Anti-FTA activists in Thailand say their opposition to the agreement’s provisions on waste imports will not be easy to sidestep, since it is reportedly one of only two pivotal clauses where Thai negotiators feel they have more to lose than gain from the bilateral deal. There is also local opposition to provisions in the proposed deal over patent protection on domestic biotechnology products.

Tokyo’s quest for regional waste-disposal sites in economically weaker Southeast Asian countries is also included in a proposed FTA between Japan and the Philippines, which was recently sent for approval to the Philippine Senate. Bilateral deals with both the Philippines and Thailand could, however, lead to badly needed Japanese investments in both countries’ overstretched hazardous-waste-disposal sectors.

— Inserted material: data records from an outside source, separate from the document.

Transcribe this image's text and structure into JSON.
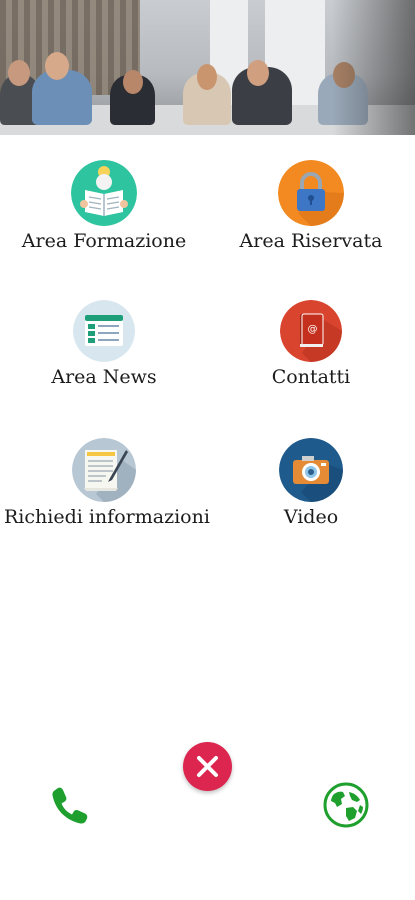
{
  "menu": {
    "items": [
      {
        "label": "Area Formazione",
        "icon": "training-icon"
      },
      {
        "label": "Area Riservata",
        "icon": "lock-icon"
      },
      {
        "label": "Area News",
        "icon": "news-icon"
      },
      {
        "label": "Contatti",
        "icon": "contacts-book-icon"
      },
      {
        "label": "Richiedi informazioni",
        "icon": "document-pen-icon"
      },
      {
        "label": "Video",
        "icon": "camera-icon"
      }
    ]
  },
  "actions": {
    "close_icon": "close-icon",
    "phone_icon": "phone-icon",
    "web_icon": "globe-icon"
  },
  "colors": {
    "close_button": "#dc2650",
    "action_green": "#1fa02e",
    "training_bg": "#2ec4a0",
    "lock_bg": "#f28a21",
    "news_bg": "#d8e6f0",
    "contacts_bg": "#d9442f",
    "document_bg": "#b8c7d4",
    "camera_bg": "#1f5a8c"
  }
}
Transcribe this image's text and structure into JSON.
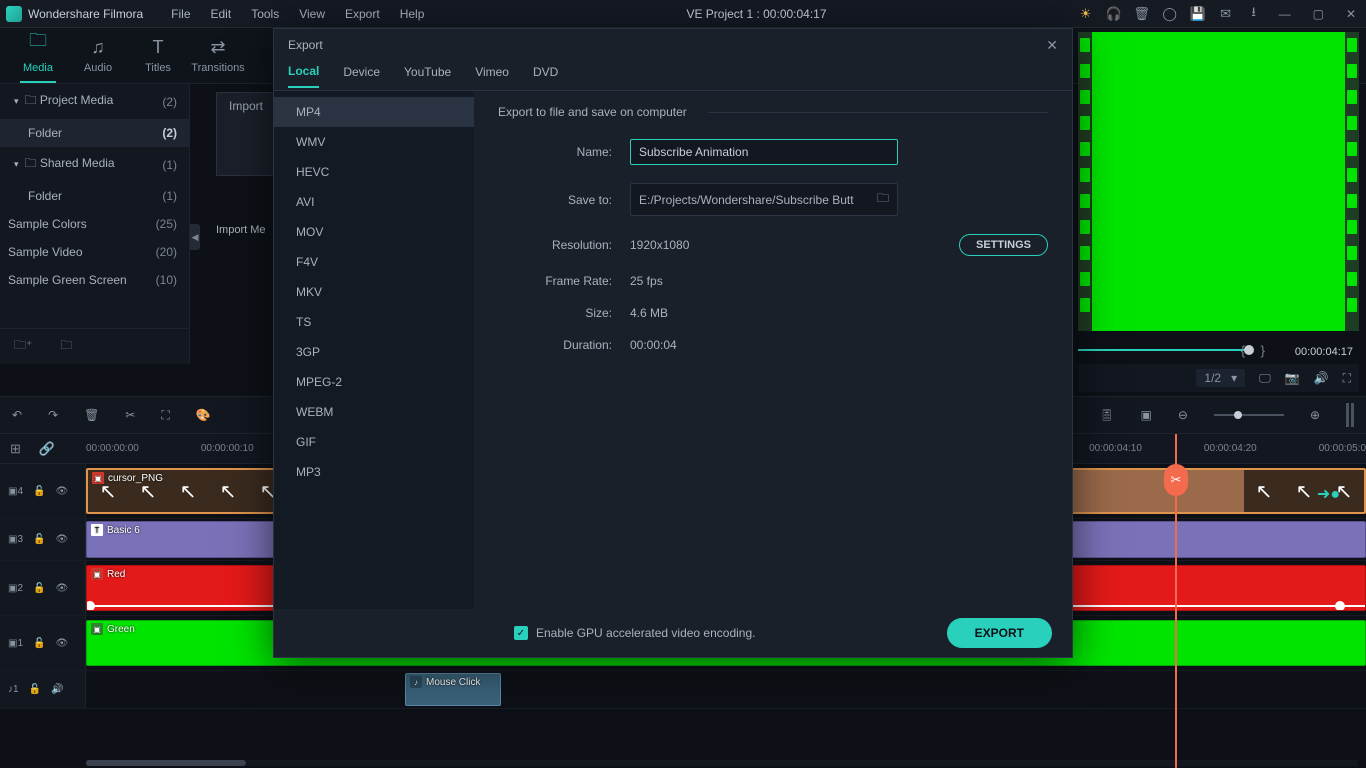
{
  "titlebar": {
    "app": "Wondershare Filmora",
    "menus": [
      "File",
      "Edit",
      "Tools",
      "View",
      "Export",
      "Help"
    ],
    "project": "VE Project 1 : 00:00:04:17"
  },
  "modules": [
    "Media",
    "Audio",
    "Titles",
    "Transitions"
  ],
  "sidebar": {
    "project_media": {
      "label": "Project Media",
      "count": "(2)"
    },
    "folder_active": {
      "label": "Folder",
      "count": "(2)"
    },
    "shared_media": {
      "label": "Shared Media",
      "count": "(1)"
    },
    "folder2": {
      "label": "Folder",
      "count": "(1)"
    },
    "sample_colors": {
      "label": "Sample Colors",
      "count": "(25)"
    },
    "sample_video": {
      "label": "Sample Video",
      "count": "(20)"
    },
    "sample_green": {
      "label": "Sample Green Screen",
      "count": "(10)"
    }
  },
  "import": {
    "btn": "Import",
    "hint": "Import Me"
  },
  "preview": {
    "timecode": "00:00:04:17",
    "zoom": "1/2"
  },
  "ruler": [
    "00:00:00:00",
    "00:00:00:10",
    "00:00:04:10",
    "00:00:04:20",
    "00:00:05:0"
  ],
  "tracks": {
    "t4": "4",
    "t3": "3",
    "t2": "2",
    "t1": "1",
    "a1": "1",
    "clip_cursor": "cursor_PNG",
    "clip_basic": "Basic 6",
    "clip_red": "Red",
    "clip_green": "Green",
    "clip_mouse": "Mouse Click"
  },
  "dialog": {
    "title": "Export",
    "tabs": [
      "Local",
      "Device",
      "YouTube",
      "Vimeo",
      "DVD"
    ],
    "formats": [
      "MP4",
      "WMV",
      "HEVC",
      "AVI",
      "MOV",
      "F4V",
      "MKV",
      "TS",
      "3GP",
      "MPEG-2",
      "WEBM",
      "GIF",
      "MP3"
    ],
    "heading": "Export to file and save on computer",
    "name_label": "Name:",
    "name_value": "Subscribe Animation",
    "save_label": "Save to:",
    "save_value": "E:/Projects/Wondershare/Subscribe Butt",
    "res_label": "Resolution:",
    "res_value": "1920x1080",
    "settings_btn": "SETTINGS",
    "fr_label": "Frame Rate:",
    "fr_value": "25 fps",
    "size_label": "Size:",
    "size_value": "4.6 MB",
    "dur_label": "Duration:",
    "dur_value": "00:00:04",
    "gpu_label": "Enable GPU accelerated video encoding.",
    "export_btn": "EXPORT"
  }
}
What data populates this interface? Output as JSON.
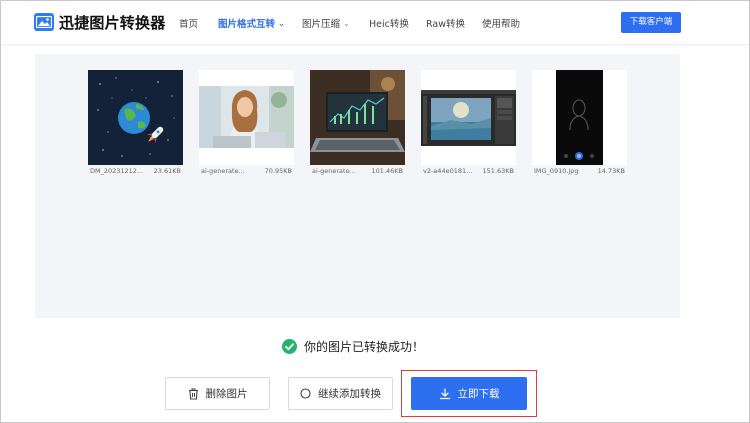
{
  "app": {
    "brand": "迅捷图片转换器"
  },
  "nav": [
    {
      "label": "首页",
      "active": false,
      "dropdown": false
    },
    {
      "label": "图片格式互转",
      "active": true,
      "dropdown": true
    },
    {
      "label": "图片压缩",
      "active": false,
      "dropdown": true
    },
    {
      "label": "Heic转换",
      "active": false,
      "dropdown": false
    },
    {
      "label": "Raw转换",
      "active": false,
      "dropdown": false
    },
    {
      "label": "使用帮助",
      "active": false,
      "dropdown": false
    }
  ],
  "header": {
    "download_client": "下载客户端"
  },
  "files": [
    {
      "name": "DM_20231212...",
      "size": "23.61KB",
      "icon": "space-earth-rocket-image"
    },
    {
      "name": "ai-generate...",
      "size": "70.95KB",
      "icon": "woman-laptop-photo"
    },
    {
      "name": "ai-generate...",
      "size": "101.46KB",
      "icon": "laptop-chart-photo"
    },
    {
      "name": "v2-a44e0181...",
      "size": "151.63KB",
      "icon": "photo-editor-screenshot"
    },
    {
      "name": "IMG_0910.jpg",
      "size": "14.73KB",
      "icon": "phone-camera-screenshot"
    }
  ],
  "status": {
    "message": "你的图片已转换成功！",
    "color": "#27b36e"
  },
  "actions": {
    "delete_label": "删除图片",
    "add_label": "继续添加转换",
    "download_label": "立即下载"
  },
  "colors": {
    "accent": "#2d6ff0",
    "highlight": "#e23b3b"
  }
}
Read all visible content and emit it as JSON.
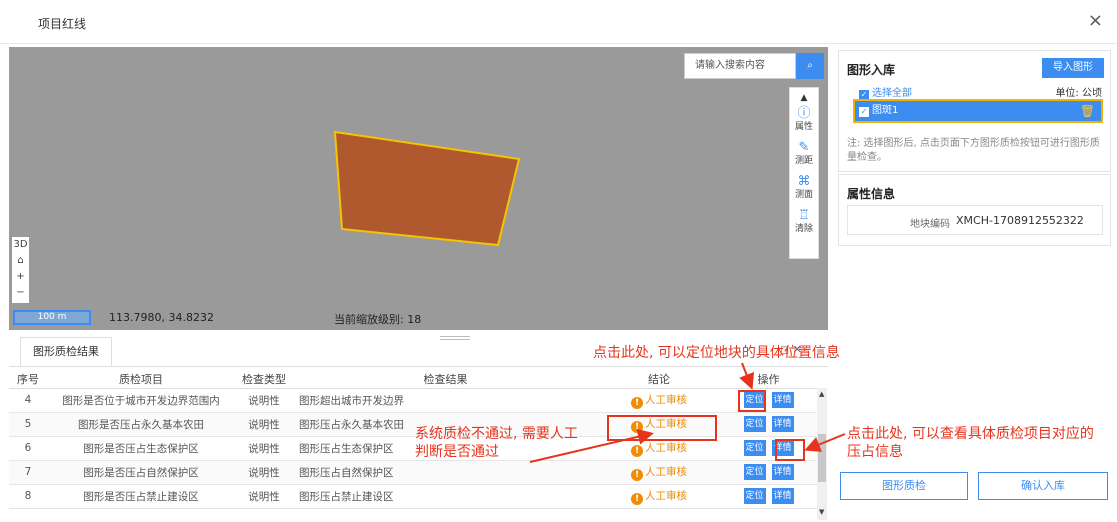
{
  "window": {
    "title": "项目红线",
    "close_label": "×"
  },
  "map": {
    "search_placeholder": "请输入搜索内容",
    "tools": [
      {
        "icon": "info-icon",
        "glyph": "ⓘ",
        "label": "属性"
      },
      {
        "icon": "pencil-icon",
        "glyph": "✎",
        "label": "测距"
      },
      {
        "icon": "area-icon",
        "glyph": "⌘",
        "label": "测面"
      },
      {
        "icon": "clear-icon",
        "glyph": "♖",
        "label": "清除"
      }
    ],
    "nav": {
      "three_d": "3D",
      "home": "🏠",
      "zoom_in": "+",
      "zoom_out": "−"
    },
    "scale_label": "100 m",
    "coordinates": "113.7980, 34.8232",
    "zoom_level_text": "当前缩放级别: 18",
    "polygon_fill": "#b0582e",
    "polygon_stroke": "#f5c400"
  },
  "right_panel": {
    "import_title": "图形入库",
    "import_button": "导入图形",
    "select_all": "选择全部",
    "unit": "单位: 公顷",
    "shape_name": "图斑1",
    "note": "注: 选择图形后, 点击页面下方图形质检按钮可进行图形质量检查。",
    "attr_title": "属性信息",
    "attr_key": "地块编码",
    "attr_value": "XMCH-1708912552322",
    "check_button": "图形质检",
    "confirm_button": "确认入库"
  },
  "bottom": {
    "tab_label": "图形质检结果",
    "columns": [
      "序号",
      "质检项目",
      "检查类型",
      "检查结果",
      "结论",
      "操作"
    ],
    "rows": [
      {
        "no": "4",
        "item": "图形是否位于城市开发边界范围内",
        "type": "说明性",
        "result": "图形超出城市开发边界",
        "conclusion": "人工审核"
      },
      {
        "no": "5",
        "item": "图形是否压占永久基本农田",
        "type": "说明性",
        "result": "图形压占永久基本农田",
        "conclusion": "人工审核"
      },
      {
        "no": "6",
        "item": "图形是否压占生态保护区",
        "type": "说明性",
        "result": "图形压占生态保护区",
        "conclusion": "人工审核"
      },
      {
        "no": "7",
        "item": "图形是否压占自然保护区",
        "type": "说明性",
        "result": "图形压占自然保护区",
        "conclusion": "人工审核"
      },
      {
        "no": "8",
        "item": "图形是否压占禁止建设区",
        "type": "说明性",
        "result": "图形压占禁止建设区",
        "conclusion": "人工审核"
      }
    ],
    "locate_label": "定位",
    "detail_label": "详情"
  },
  "annotations": {
    "locate_hint": "点击此处, 可以定位地块的具体位置信息",
    "manual_hint_line1": "系统质检不通过, 需要人工",
    "manual_hint_line2": "判断是否通过",
    "detail_hint_line1": "点击此处, 可以查看具体质检项目对应的",
    "detail_hint_line2": "压占信息",
    "color": "#e8331c"
  }
}
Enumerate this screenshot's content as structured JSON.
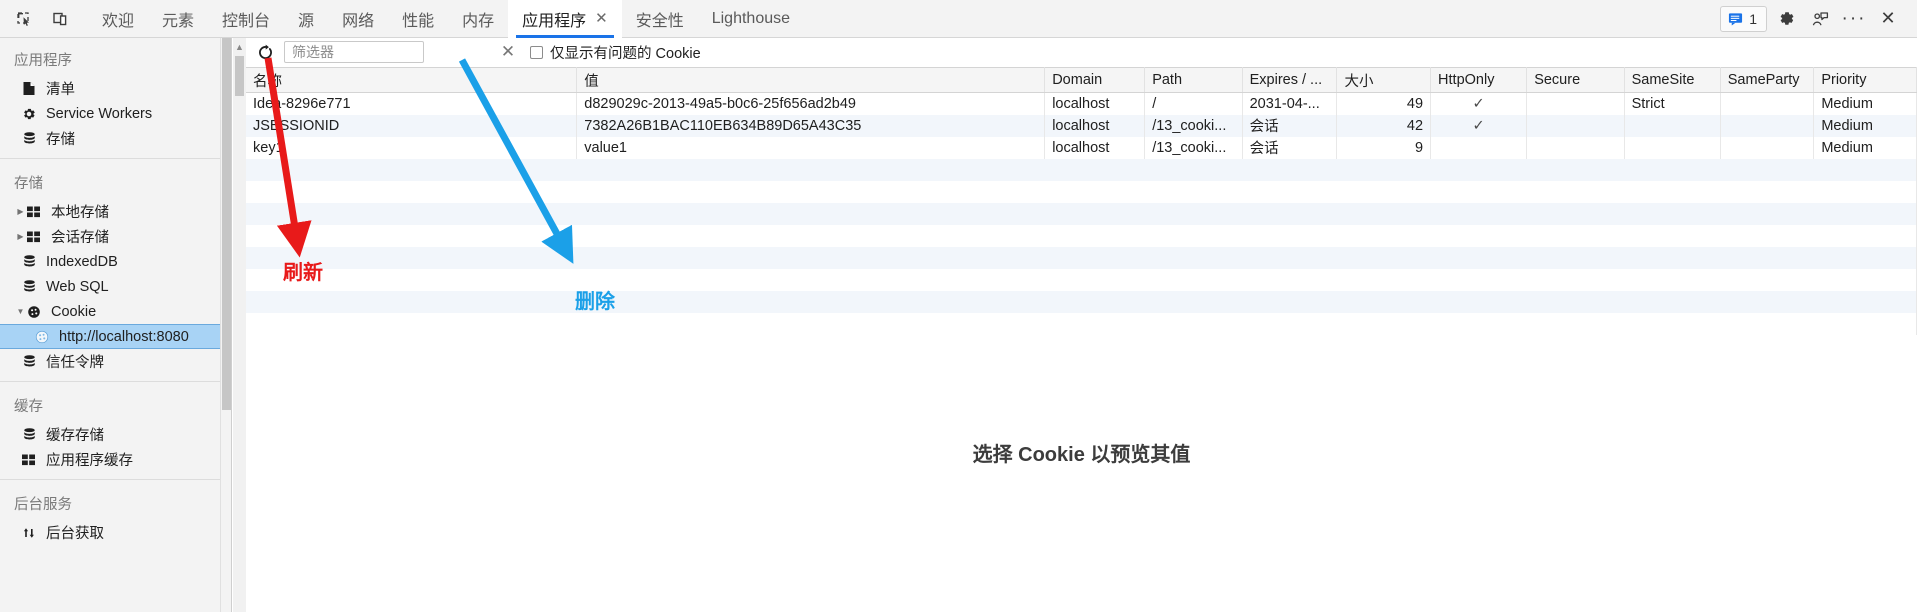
{
  "toolbar": {
    "left_icons": [
      {
        "name": "inspect-element-icon",
        "label": "检查元素"
      },
      {
        "name": "device-toolbar-icon",
        "label": "切换设备工具栏"
      }
    ],
    "tabs": [
      {
        "label": "欢迎",
        "active": false,
        "closable": false
      },
      {
        "label": "元素",
        "active": false,
        "closable": false
      },
      {
        "label": "控制台",
        "active": false,
        "closable": false
      },
      {
        "label": "源",
        "active": false,
        "closable": false
      },
      {
        "label": "网络",
        "active": false,
        "closable": false
      },
      {
        "label": "性能",
        "active": false,
        "closable": false
      },
      {
        "label": "内存",
        "active": false,
        "closable": false
      },
      {
        "label": "应用程序",
        "active": true,
        "closable": true
      },
      {
        "label": "安全性",
        "active": false,
        "closable": false
      },
      {
        "label": "Lighthouse",
        "active": false,
        "closable": false
      }
    ],
    "tab_close_glyph": "✕",
    "message_count": "1",
    "right_icons": [
      {
        "name": "message-badge",
        "label": "1"
      },
      {
        "name": "gear-icon",
        "label": "设置"
      },
      {
        "name": "feedback-icon",
        "label": "反馈"
      },
      {
        "name": "more-options-icon",
        "label": "更多选项"
      },
      {
        "name": "close-devtools-icon",
        "label": "关闭"
      }
    ],
    "more_glyph": "···",
    "close_glyph": "✕"
  },
  "sidebar": {
    "sections": [
      {
        "title": "应用程序",
        "items": [
          {
            "label": "清单",
            "icon": "manifest-document-icon",
            "arrow": "",
            "indent": 1
          },
          {
            "label": "Service Workers",
            "icon": "gear-icon",
            "arrow": "",
            "indent": 1
          },
          {
            "label": "存储",
            "icon": "database-icon",
            "arrow": "",
            "indent": 1
          }
        ]
      },
      {
        "title": "存储",
        "items": [
          {
            "label": "本地存储",
            "icon": "table-grid-icon",
            "arrow": "▶",
            "indent": 0
          },
          {
            "label": "会话存储",
            "icon": "table-grid-icon",
            "arrow": "▶",
            "indent": 0
          },
          {
            "label": "IndexedDB",
            "icon": "database-icon",
            "arrow": "",
            "indent": 1
          },
          {
            "label": "Web SQL",
            "icon": "database-icon",
            "arrow": "",
            "indent": 1
          },
          {
            "label": "Cookie",
            "icon": "cookie-icon",
            "arrow": "▼",
            "indent": 0
          },
          {
            "label": "http://localhost:8080",
            "icon": "cookie-icon-light",
            "arrow": "",
            "indent": 2,
            "selected": true
          },
          {
            "label": "信任令牌",
            "icon": "database-icon",
            "arrow": "",
            "indent": 1
          }
        ]
      },
      {
        "title": "缓存",
        "items": [
          {
            "label": "缓存存储",
            "icon": "database-icon",
            "arrow": "",
            "indent": 1
          },
          {
            "label": "应用程序缓存",
            "icon": "table-grid-icon",
            "arrow": "",
            "indent": 1
          }
        ]
      },
      {
        "title": "后台服务",
        "items": [
          {
            "label": "后台获取",
            "icon": "updown-arrows-icon",
            "arrow": "",
            "indent": 1
          }
        ]
      }
    ]
  },
  "filterbar": {
    "refresh_label": "刷新",
    "filter_placeholder": "筛选器",
    "filter_value": "",
    "clear_label": "清除",
    "clear_glyph": "✕",
    "only_issues_label": "仅显示有问题的 Cookie",
    "only_issues_checked": false
  },
  "table": {
    "columns": [
      "名称",
      "值",
      "Domain",
      "Path",
      "Expires / ...",
      "大小",
      "HttpOnly",
      "Secure",
      "SameSite",
      "SameParty",
      "Priority"
    ],
    "rows": [
      {
        "名称": "Idea-8296e771",
        "值": "d829029c-2013-49a5-b0c6-25f656ad2b49",
        "Domain": "localhost",
        "Path": "/",
        "Expires / ...": "2031-04-...",
        "大小": "49",
        "HttpOnly": "✓",
        "Secure": "",
        "SameSite": "Strict",
        "SameParty": "",
        "Priority": "Medium"
      },
      {
        "名称": "JSESSIONID",
        "值": "7382A26B1BAC110EB634B89D65A43C35",
        "Domain": "localhost",
        "Path": "/13_cooki...",
        "Expires / ...": "会话",
        "大小": "42",
        "HttpOnly": "✓",
        "Secure": "",
        "SameSite": "",
        "SameParty": "",
        "Priority": "Medium"
      },
      {
        "名称": "key1",
        "值": "value1",
        "Domain": "localhost",
        "Path": "/13_cooki...",
        "Expires / ...": "会话",
        "大小": "9",
        "HttpOnly": "",
        "Secure": "",
        "SameSite": "",
        "SameParty": "",
        "Priority": "Medium"
      }
    ],
    "blank_row_count": 8
  },
  "annotations": [
    {
      "name": "refresh-annotation",
      "label": "刷新",
      "color": "#e81a1a"
    },
    {
      "name": "delete-annotation",
      "label": "删除",
      "color": "#1ba0e8"
    }
  ],
  "preview": {
    "message": "选择 Cookie 以预览其值"
  },
  "colors": {
    "accent": "#1a73e8",
    "selection": "#a8d3f5",
    "annotation_red": "#e81a1a",
    "annotation_blue": "#1ba0e8"
  }
}
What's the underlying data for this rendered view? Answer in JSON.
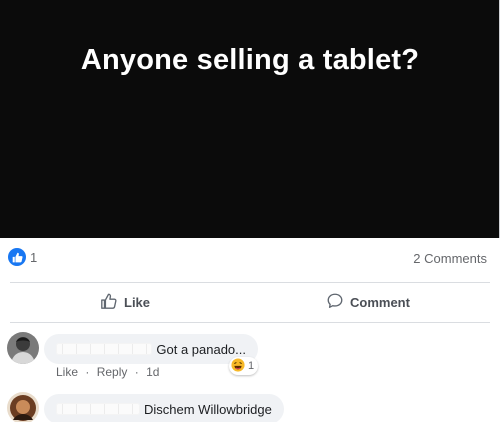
{
  "post": {
    "text": "Anyone selling a tablet?"
  },
  "stats": {
    "like_count": "1",
    "comments_count": "2 Comments"
  },
  "actions": {
    "like_label": "Like",
    "comment_label": "Comment"
  },
  "comments": [
    {
      "text": "Got a panado...",
      "actions": {
        "like": "Like",
        "reply": "Reply",
        "time": "1d",
        "separator": "·"
      },
      "reaction_count": "1"
    },
    {
      "text": "Dischem Willowbridge"
    }
  ],
  "colors": {
    "image_bg": "#0b0b0b",
    "brand_blue": "#1877f2",
    "bubble_bg": "#f0f2f5",
    "muted_text": "#65676b"
  },
  "icons": {
    "like_badge": "thumbs-up-icon",
    "like_action": "thumbs-up-outline-icon",
    "comment_action": "comment-bubble-icon",
    "reaction": "laugh-emoji-icon"
  }
}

But Bangkok is also under pressure from Japanese negotiators to give up its right to stop any incoming shipment of hazardous waste, according to Witoon Liancharoon, spokesman for FTA Watch, a lobby group in Thailand campaigning against all bilateral free-trade deals.

"The investment charter of the Thai-Japan FTA has many clauses protecting the Japanese investor involved in recycling hazardous waste," said Witoon. "Thailand won’t be able to use any protections guaranteed under existing multilateral environment agreements if a problem occurs."